Put another way: Instead of fretting about failures, draw momentum from your successes.
Gates, who was discussing the strategy in the context of his global philanthropy initiatives including Goalkeepers, is famously optimistic despite the fact that many see the current state of things — from politics to poverty to illness — as dire.
But Gates told Noah he is optimistic because he is able to see the improvements in well-being worldwide from his decades of work.

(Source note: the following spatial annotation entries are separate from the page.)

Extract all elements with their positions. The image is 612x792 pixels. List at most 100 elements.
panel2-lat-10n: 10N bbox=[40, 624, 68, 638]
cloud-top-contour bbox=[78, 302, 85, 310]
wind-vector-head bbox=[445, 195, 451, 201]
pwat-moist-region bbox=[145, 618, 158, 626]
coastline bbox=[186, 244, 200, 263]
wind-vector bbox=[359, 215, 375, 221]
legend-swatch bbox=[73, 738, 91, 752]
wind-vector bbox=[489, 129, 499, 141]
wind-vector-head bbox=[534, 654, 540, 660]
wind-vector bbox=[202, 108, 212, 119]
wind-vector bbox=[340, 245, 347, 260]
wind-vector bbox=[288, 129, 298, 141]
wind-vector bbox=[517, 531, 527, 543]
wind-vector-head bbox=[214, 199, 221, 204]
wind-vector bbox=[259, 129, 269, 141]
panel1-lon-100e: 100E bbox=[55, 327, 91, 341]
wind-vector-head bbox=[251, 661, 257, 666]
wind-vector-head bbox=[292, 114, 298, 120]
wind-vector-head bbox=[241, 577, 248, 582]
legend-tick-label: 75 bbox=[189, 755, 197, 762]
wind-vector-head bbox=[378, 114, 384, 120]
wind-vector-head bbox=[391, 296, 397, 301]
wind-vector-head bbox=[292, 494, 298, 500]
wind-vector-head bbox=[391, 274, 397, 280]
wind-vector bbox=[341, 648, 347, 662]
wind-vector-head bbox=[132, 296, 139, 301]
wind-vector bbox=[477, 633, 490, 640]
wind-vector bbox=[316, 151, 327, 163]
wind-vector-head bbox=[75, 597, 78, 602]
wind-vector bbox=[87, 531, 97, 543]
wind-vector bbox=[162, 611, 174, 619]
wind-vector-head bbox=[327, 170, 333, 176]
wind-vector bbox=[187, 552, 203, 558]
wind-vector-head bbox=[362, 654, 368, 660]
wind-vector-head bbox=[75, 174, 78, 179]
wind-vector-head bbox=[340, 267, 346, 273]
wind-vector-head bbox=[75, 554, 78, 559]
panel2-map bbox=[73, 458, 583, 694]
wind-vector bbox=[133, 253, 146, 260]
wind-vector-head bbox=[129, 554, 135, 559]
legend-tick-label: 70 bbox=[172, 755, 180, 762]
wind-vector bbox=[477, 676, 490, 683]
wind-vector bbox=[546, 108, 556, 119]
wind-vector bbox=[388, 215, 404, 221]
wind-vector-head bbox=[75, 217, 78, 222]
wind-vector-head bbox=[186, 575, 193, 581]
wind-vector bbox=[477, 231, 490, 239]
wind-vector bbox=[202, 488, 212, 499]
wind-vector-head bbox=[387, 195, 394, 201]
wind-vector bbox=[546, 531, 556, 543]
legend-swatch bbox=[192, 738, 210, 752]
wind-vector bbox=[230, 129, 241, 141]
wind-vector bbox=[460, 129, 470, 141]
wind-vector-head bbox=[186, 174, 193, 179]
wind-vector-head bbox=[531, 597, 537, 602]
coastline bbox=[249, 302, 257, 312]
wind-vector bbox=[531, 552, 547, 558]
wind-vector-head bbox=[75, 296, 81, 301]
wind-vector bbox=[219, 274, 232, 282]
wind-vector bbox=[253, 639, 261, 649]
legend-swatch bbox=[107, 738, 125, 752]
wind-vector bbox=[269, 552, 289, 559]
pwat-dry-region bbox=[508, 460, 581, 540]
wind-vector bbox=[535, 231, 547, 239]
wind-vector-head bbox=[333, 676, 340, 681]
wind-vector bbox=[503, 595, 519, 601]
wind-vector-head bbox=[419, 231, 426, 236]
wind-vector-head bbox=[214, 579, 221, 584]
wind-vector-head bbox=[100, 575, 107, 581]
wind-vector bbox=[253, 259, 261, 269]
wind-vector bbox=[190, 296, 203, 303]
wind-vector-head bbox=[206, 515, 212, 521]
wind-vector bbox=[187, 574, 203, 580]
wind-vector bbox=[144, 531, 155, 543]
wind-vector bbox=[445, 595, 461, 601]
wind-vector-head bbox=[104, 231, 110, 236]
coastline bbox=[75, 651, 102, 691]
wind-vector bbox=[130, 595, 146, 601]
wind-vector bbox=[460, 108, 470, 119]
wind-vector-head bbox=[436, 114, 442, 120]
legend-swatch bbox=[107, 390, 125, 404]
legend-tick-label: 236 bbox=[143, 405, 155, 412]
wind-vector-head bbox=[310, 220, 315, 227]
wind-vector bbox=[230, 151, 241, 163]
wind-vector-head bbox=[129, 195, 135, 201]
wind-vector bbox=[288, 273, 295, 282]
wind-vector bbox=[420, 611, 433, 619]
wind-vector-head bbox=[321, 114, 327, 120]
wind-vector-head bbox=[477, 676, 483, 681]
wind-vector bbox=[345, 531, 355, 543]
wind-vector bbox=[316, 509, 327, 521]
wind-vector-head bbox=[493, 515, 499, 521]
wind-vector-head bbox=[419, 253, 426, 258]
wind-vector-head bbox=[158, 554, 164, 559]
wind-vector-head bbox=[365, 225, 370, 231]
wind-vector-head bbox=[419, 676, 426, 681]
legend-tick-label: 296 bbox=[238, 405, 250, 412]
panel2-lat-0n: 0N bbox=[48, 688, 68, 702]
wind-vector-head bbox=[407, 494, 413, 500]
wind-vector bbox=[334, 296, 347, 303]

“Extreme poverty has gone from 36 percent to 9 percent,” Gates told Noah, and 137,000 “[move] out of extreme poverty” each day. “We have cut childhood deaths in half in the last 25 years, we have raised agricultural productivity,” he said.
But the average American doesn’t see that because “improvement is this gradual thing,” said Gates.
Through the Bill and Melinda Gates Foundation, Gates is working to donate his billions to help reduce inequality including improving healthcare in developing countries, empowering women and investing in vaccines especially in impoverished regions.
It’s easy and natural to focus on what’s not going well.
“It’s human nature to zero in on threats: evolution wired us to worry about the animals that want to eat us,” Gates wrote in a column in Time magazine about his optimism in January.
Also, humans are increasingly impatient with problems.
“There’s also a growing gap between the bad things that still happen and our tolerance of those things,” Gates writes in Time. “Over the centuries, violence has declined dramatically, as has our willingness to accept it. But because the improvements don’t keep pace with our expectations, it can seem like things are getting worse.”
Importantly, focusing on what is working does not mean you pretend everything is perfect, of course.
“I’m not trying to downplay the work that remains. Being an optimist doesn’t mean you ignore tragedy and injustice,” Gates writes in Time.
Instead, use your critical thinking to understand what is working, notice that and figure out how you can improve and accelerate the success.
Being an optimist, he told Time, “means you’re inspired to look for people making progress on those fronts, and to help spread that progress more widely.”